Mein Resümee: Ein Lob an die Küche, ein Lob an den Service! Das H'mannsche Glanrindmenü war ein Essen, wie ich es mag. Kein kulinarisches Gehabe, keine kochtechnischen Manierismen und kein übertriebenes Chichi auf dem Teller. Stattdessen herrscht eine wohltuende Bodenhaftung, eine Konzentration auf erstklassige Lebensmittel, aus denen durch einen handwerklich souveränen Umgang wohl komponierte und niemals laute, sondern fein abgestimmte und aromatisch sehr ausgewogene Gerichte zubereitet werden. Weiter so!

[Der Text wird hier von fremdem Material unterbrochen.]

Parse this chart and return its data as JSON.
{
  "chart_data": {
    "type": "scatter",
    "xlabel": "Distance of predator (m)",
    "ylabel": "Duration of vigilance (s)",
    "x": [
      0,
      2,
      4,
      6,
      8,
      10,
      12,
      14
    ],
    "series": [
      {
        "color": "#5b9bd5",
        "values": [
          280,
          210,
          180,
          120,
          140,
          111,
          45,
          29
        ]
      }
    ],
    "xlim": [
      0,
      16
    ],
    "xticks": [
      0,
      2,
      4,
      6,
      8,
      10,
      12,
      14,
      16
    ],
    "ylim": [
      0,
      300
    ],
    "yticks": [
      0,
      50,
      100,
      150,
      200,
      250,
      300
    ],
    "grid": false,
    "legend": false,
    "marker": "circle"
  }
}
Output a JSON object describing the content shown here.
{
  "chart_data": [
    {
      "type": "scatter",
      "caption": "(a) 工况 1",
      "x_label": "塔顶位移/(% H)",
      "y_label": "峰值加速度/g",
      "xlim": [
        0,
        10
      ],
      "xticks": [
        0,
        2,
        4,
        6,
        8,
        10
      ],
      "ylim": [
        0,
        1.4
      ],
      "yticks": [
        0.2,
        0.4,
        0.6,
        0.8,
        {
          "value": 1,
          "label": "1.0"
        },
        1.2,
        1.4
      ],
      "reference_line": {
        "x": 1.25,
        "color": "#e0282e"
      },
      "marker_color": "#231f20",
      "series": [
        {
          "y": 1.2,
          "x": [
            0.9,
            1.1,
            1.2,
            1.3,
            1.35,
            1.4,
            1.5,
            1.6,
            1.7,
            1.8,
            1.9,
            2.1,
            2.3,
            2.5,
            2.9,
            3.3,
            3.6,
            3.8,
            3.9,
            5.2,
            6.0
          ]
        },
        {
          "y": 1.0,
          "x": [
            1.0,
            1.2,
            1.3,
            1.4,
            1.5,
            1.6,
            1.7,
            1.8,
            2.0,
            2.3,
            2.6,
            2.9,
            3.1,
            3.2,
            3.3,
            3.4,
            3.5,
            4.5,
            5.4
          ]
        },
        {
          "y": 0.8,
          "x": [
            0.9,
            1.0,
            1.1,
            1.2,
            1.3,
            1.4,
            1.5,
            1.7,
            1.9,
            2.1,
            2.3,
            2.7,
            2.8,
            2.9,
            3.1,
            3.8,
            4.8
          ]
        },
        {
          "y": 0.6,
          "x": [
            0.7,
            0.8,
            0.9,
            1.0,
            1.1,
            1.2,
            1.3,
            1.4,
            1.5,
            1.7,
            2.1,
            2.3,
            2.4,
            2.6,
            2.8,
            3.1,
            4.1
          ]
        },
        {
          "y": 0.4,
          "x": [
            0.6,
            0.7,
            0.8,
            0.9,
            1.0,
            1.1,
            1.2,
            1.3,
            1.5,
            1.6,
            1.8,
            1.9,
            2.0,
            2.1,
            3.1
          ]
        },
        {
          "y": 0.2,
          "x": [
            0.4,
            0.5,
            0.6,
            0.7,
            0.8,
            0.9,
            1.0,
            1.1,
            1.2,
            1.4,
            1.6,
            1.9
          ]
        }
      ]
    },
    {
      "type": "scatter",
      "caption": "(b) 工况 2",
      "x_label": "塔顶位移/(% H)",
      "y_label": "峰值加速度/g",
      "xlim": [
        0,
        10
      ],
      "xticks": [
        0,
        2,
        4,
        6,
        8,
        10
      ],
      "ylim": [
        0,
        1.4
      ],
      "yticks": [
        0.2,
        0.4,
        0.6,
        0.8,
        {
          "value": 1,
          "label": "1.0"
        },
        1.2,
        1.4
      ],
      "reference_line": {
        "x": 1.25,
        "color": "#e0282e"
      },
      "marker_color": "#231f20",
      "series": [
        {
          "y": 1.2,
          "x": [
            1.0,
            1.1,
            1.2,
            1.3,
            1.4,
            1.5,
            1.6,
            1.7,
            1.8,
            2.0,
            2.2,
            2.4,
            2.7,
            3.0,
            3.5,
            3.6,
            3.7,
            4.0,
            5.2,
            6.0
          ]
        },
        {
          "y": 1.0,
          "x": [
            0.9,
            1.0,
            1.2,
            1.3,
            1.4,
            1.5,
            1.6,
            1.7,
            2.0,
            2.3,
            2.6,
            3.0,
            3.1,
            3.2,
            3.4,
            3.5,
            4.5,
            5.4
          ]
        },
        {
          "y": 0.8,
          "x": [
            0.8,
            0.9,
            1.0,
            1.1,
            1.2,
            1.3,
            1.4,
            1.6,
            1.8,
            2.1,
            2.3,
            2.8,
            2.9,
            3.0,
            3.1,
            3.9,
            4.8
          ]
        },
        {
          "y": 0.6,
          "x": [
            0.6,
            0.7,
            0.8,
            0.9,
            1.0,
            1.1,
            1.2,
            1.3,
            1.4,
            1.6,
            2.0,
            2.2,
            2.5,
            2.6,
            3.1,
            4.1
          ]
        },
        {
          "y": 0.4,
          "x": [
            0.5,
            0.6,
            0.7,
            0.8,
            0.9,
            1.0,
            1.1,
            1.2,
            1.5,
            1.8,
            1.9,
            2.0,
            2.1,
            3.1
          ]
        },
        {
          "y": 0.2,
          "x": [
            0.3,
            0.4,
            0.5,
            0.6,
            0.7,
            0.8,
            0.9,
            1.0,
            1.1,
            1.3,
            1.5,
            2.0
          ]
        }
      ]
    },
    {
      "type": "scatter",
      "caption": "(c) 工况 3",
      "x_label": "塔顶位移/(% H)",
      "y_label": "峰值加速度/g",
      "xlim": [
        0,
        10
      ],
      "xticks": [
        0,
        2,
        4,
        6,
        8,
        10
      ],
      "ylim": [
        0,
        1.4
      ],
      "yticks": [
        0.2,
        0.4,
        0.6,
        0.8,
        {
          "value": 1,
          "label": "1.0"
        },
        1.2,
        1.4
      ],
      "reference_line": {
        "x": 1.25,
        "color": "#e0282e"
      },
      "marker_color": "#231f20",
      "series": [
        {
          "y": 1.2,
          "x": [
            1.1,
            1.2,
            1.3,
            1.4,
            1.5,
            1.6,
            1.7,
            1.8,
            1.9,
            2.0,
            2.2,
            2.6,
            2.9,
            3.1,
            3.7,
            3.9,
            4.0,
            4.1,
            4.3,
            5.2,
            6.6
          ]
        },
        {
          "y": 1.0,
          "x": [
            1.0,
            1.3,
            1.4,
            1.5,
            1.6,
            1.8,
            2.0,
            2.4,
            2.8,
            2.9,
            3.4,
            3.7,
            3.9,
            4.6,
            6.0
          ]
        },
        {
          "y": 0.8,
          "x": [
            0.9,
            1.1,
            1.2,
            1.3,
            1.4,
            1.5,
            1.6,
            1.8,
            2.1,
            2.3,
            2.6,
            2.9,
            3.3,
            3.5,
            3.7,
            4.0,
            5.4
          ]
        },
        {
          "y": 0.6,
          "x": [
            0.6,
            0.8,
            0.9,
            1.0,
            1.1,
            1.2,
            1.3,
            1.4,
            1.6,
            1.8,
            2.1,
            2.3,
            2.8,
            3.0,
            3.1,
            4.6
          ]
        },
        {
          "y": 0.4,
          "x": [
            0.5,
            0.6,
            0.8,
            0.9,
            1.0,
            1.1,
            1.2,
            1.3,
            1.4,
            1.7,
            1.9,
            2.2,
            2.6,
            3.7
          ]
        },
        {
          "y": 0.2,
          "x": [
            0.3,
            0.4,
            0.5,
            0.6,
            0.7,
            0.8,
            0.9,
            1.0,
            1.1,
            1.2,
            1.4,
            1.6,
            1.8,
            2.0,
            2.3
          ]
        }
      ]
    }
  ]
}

Chris Brigitte und Andreas Hegmann. Foto: privat |
Randnotiz
Der besondere Blick der beiden "gastronomischen Quereinsteiger" Chris Brigitte und Andreas Hegmann auf die Produktqualität kommt dabei nicht von ungefähr: Der gelernte Kaufmann Andreas Hegmann stammt aus einer Familie von Lebensmittelhändlern. Er war als Produktmanager Frische (Käse, Fleisch- und Wurstwaren) mit verantwortlich für den Aufbau der brot & butter-Linie beim Händler Manufactum und später Mitbegründer des Händlers genusshandwerker.de. Chris Brigitte Hegmann lernte die Arbeit von guten, handwerklich orientierten Küchen unter anderem in Baiersbronn und St. Peter im Schwarzwald und auf die Insel Föhr kennen. Den größten Schritt hin in Richtung Küche machte die gelernte Hotelfachfrau bei Sternekoch Harald Rüssel im Landhaus St. Urban an der Mosel. Dort arbeitete sie als stellvertretende Restaurantleiterin, assistierte Harald Rüssel beim Schreiben von Kochbücher und ließ sich an der Wein- und Sommelierschule in Koblenz zur Sommelière ausbilden. Als beide das einstige Restaurant Liz Stuben in Neuleiningen übernehmen und dort im Dezember 2011 ihr Bistro und Restaurant H'manns eröffnen, ist die Frage der Rollenverteilung kein Diskussionsthema: Sie steht am Herd, er berät und bedient die Gäste und kauft die Lebensmittel ein.